30 March 1870 A.D. 15th Amendment Adopted—Grants Rights to Vote for African or Black Americans
30 March 1870 A.D. 15th Amendment Adopted—Grants Rights to
Vote for African or Black Americans
Editors. “15th Amendment adopted.” History. 2009. http://www.history.com/this-day-in-history/15th-amendment-adopted. Accessed 27 Mar 2015.
Editors. “15th Amendment adopted.” History. 2009. http://www.history.com/this-day-in-history/15th-amendment-adopted. Accessed 27 Mar 2015.
Following its ratification by the
requisite three-fourths of the states, the 15th Amendment, granting
African-American men the right to vote, is formally adopted into the U.S.
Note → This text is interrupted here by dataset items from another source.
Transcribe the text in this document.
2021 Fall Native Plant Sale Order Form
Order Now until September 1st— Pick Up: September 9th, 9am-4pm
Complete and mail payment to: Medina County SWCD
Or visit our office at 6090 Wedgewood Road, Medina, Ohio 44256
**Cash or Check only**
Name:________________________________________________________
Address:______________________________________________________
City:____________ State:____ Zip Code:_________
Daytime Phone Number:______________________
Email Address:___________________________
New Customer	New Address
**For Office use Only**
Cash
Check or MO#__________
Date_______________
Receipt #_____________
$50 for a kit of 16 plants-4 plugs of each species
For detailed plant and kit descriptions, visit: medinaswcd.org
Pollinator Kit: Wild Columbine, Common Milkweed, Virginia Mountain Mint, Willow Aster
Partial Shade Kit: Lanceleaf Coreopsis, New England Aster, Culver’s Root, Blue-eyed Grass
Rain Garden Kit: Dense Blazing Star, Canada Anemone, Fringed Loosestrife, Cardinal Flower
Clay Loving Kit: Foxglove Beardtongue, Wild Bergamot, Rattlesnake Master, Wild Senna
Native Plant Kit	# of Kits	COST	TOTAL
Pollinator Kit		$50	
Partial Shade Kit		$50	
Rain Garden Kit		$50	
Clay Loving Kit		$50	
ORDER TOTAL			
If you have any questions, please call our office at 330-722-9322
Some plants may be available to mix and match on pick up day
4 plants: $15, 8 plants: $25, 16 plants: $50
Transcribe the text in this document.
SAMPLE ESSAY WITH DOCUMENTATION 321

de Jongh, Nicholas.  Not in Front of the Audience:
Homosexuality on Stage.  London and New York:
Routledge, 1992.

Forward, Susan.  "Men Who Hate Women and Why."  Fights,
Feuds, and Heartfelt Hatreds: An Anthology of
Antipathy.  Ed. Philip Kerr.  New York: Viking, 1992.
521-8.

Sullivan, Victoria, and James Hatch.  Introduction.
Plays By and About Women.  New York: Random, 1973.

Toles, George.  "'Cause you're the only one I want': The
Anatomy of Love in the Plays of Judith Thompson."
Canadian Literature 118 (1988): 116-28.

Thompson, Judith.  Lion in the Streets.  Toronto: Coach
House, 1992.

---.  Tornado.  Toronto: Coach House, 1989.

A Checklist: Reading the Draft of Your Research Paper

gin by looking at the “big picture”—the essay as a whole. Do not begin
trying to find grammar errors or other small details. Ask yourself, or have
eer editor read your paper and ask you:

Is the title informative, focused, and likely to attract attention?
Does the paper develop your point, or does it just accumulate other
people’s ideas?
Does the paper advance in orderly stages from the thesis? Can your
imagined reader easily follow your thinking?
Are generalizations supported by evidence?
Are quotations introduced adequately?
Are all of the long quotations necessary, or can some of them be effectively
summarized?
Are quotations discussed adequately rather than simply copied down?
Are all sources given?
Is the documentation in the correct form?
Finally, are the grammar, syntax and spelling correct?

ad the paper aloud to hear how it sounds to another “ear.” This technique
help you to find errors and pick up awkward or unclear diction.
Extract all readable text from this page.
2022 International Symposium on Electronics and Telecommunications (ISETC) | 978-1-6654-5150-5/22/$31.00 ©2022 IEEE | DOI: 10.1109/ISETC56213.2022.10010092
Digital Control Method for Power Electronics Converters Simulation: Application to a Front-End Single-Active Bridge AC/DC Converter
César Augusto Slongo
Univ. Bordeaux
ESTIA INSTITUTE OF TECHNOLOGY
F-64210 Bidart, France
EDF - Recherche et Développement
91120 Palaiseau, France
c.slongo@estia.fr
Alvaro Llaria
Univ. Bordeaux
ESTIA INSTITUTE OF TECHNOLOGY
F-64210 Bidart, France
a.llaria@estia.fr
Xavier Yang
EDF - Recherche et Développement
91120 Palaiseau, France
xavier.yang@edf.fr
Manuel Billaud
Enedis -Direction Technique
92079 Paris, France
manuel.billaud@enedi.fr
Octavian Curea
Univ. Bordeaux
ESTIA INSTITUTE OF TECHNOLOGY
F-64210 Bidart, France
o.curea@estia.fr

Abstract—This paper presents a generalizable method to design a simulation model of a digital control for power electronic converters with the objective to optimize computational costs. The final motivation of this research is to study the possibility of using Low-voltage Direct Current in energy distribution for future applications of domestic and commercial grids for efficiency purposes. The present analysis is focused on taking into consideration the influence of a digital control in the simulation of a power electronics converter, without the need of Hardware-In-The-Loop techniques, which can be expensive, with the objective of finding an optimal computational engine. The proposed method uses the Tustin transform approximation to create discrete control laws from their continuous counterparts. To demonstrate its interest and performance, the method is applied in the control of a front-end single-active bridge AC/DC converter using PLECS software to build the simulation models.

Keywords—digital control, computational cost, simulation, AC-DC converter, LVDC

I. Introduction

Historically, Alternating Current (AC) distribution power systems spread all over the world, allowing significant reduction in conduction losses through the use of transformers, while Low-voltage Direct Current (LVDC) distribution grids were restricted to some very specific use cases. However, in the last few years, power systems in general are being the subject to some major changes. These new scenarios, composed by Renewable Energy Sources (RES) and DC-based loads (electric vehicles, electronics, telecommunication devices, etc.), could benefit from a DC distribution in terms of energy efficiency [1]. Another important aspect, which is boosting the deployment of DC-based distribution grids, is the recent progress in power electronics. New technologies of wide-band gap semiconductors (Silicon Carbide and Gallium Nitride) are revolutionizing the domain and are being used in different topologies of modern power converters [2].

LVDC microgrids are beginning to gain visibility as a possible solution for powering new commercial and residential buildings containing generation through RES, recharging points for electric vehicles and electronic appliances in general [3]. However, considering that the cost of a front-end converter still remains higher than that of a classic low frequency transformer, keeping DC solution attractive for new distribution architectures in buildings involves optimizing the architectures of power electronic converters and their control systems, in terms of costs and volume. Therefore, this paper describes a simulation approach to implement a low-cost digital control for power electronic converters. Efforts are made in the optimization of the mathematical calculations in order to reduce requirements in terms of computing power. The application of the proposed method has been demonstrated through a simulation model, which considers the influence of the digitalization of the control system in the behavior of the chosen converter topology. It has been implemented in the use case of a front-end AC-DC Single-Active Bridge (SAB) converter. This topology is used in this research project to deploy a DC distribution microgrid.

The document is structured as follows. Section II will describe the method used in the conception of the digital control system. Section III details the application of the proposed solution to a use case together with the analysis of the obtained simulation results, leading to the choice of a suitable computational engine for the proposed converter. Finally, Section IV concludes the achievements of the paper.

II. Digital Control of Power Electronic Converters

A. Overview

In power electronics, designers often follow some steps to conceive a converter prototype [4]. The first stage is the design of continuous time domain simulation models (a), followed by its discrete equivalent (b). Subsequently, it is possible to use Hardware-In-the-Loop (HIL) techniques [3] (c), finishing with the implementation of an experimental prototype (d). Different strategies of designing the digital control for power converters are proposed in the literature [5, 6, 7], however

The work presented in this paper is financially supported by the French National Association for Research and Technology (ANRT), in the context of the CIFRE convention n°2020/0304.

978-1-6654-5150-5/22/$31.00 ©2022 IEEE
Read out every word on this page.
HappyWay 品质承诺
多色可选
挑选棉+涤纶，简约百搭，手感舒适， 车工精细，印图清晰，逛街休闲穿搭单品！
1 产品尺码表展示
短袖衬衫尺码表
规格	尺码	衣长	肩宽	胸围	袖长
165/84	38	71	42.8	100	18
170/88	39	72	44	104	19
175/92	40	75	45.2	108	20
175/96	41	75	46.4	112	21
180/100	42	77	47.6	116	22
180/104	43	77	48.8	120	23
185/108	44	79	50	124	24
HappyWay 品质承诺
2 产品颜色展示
Constitution. Passed by Congress the year before, the amendment reads, “the
right of citizens of the United States to vote shall not be denied or abridged
by the United States or by any State on account of race, color, or previous
condition of servitude.” One day after it was adopted, Thomas Peterson-Mundy of
Perth Amboy, New Jersey, became the first African American to vote under the
authority of the 15th Amendment.
In 1867, the Republican-dominated
Congress passed the First Reconstruction Act, over President Andrew Johnson’s
veto, dividing the South into five military districts and outlining how new
governments based on universal manhood suffrage were to be established. With
the adoption of the 15th Amendment in 1870, a politically mobilized
African-American community joined with white allies in the Southern states to
elect the Republican Party to power, which brought about radical changes across
the South. By late 1870, all the former Confederate states had been readmitted
to the Union, and most were controlled by the Republican Party, thanks to the
support of African-American voters.
In the same year, Hiram Rhoades Revels, a Republican
from Natchez, Mississippi, became the first African American ever to sit in
Congress. Although African-American Republicans never obtained political office
in proportion to their overwhelming electoral majority, Revels and a dozen
other African-American men served in Congress during Reconstruction, more than
600 served in state legislatures, and many more held local offices. However, in
the late 1870s, the Southern Republican Party vanished with the end of
Reconstruction, and Southern state governments effectively nullified the 14th
and 15th Amendments, stripping Southern African Americans of the right to vote.
It would be nearly a century before the nation would again attempt to establish
equal rights for African Americans in the South.